Bagi Wongso, situasi pada hari itu dirasakan menyedihkan hati. Ia merasa yakin, bahwa tuntutan untuk menyerahkan kembali senjata itu, bagaimanapun juga tidak akan berhasil. Sedangkan jika hal itu sampai tidak berhasil, keesokan harinya, tepat pada pukul 10.00 pagi, kota Semarang akan dibom oleh Jepang. Ia merasa sangat cemas memikirkannya. Untunglah pada saat yang benar-benar kritis itu, tanggal 19 Oktober 1945, pukul 07.45 pagi, di pelabuhan Semarang telah berlabuh sebuah kapal besar HMS Glenroy yang mengangkut tentara Sekutu. Karena kedatangan mereka, kota Semarang telah terlepas dari bahaya maut, yakni akan dibom oleh Jepang.
Menjadi Menteri
Pengalaman masa-masa perjuangan kemerdekaan selalu terkenang sepanjang masa. Kelak, pengalaman tersebut semakin memantapkan hati dan tindakan Wongso untuk mengabdikan dirinya dalam mengisi kemerdekaan. Dalam hal ini, Wongso juga berperan penting duduk dalam Panitia Perancang UUD yang dilaksanakan pada 11 Juli 1945 bersama Mr. Soepomo, Achmad Soebardjo, A.A. Maramis, R.P Singgih, H. Agus Salim dan Dr. Soekiman.

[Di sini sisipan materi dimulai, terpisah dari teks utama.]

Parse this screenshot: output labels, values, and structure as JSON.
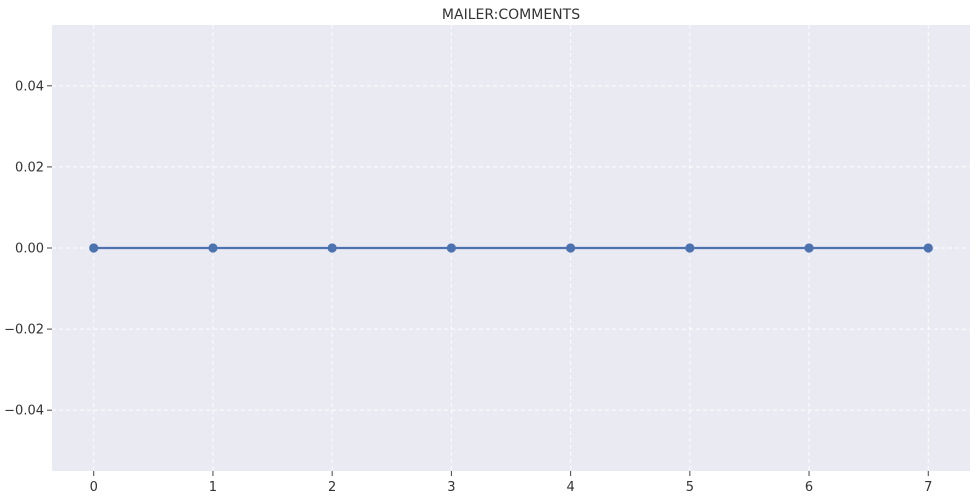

Selanjutnya, setelah purna jabatan sebagai gubernur (1949), Wongso bergelut dalam dunia spiritualisme. Pada 1950, ia mempopulerkan aliran kepercayaan dengan istilah kebatinan. Dan sejak itu, ia mulai menggagas sebuah forum nasional untuk mendiskusikan lebih dalam mengenai kebatinan. Tak hanya itu, sejak 1950, Wongso juga kembali membangun hubungan dengan rekan-rekan lamanya, baik sewaktu di BU maupun Jong Java. Singkatnya, Wongso memulai kembali aktifitasnya di pentas politik nasional. Ini merupakan babak baru baginya setelah sekian lama berkecimpung mengurus wilayah lokal.
Meminjam Ricklefs (2008), pada periode 1950-1957 Indonesia sedang melakukan apa yang disebut “percobaan sistem demokrasi.” Pada tahun 1950, mulai dibentuk suatu sistem parlementer, yakni demokrasi multi partai warisan negeri Belanda. Kabinet bertanggung jawa kepada parlemen satu majelis (DPR) yang jumlah anggotanya 232 orang yang mencerminkan kekuatan-kekuatan politik partai (politik representasi). Alhasil, terbentuklah kabinet pertama yang disebut pula Kabinet Natsir (September 1950-Maret 1951). Di dalam Kabinet Natsir ini, Wongso diberikan jabatan sebagai Menteri Kehakiman.
Perjalanan Kabinet Natsir tak berlangsung mulus, lantas digantikan perdana menteri berikutnya yakni Sukiman Wirjosandjodjo (April 1951-Februari 1952). Wongso, yang sebelumnya menjabat sebagai Menteri Kehakiman saat itu diberikan amanah untuk memimpin Departemen Pendidikan dan Pengajaran menggantikan mantan aktifis Jong Sumatranen Bond, Bahder Djohan. Karir Wongso dalam pentas nasional tidak saja menjadi menteri, namun pernah juga menjadi Wakil Perdana Menteri pada Kabinet Ali Sastroamidjodjo (Juli 1953-Juli 1955).
Integrasi Pendidikan
Latar belakang Wongso memang bukan seorang pendidik. Ia adalah seorang jaksa. Ia juga pernah menjadi ketua sebuah organisasi yang besar, yakni Jong Java. Tak luput, secara berturut-turut Wongso diangkat menjadi Bupati Sragen, Residen Semarang dan Gubernur Jawa Tengah. Singkatnya, selama karirnya ia belum pernah menjadi seorang guru. Namun, ketika diangkat menjadi Menteri Pendidikan, bukan berarti ia tak melakukan apa-apa. Jasa yang dapat dikenang dari kebijakan pendidikan Wongso adalah perhatiannya terhadap pendidikan agama (Islam).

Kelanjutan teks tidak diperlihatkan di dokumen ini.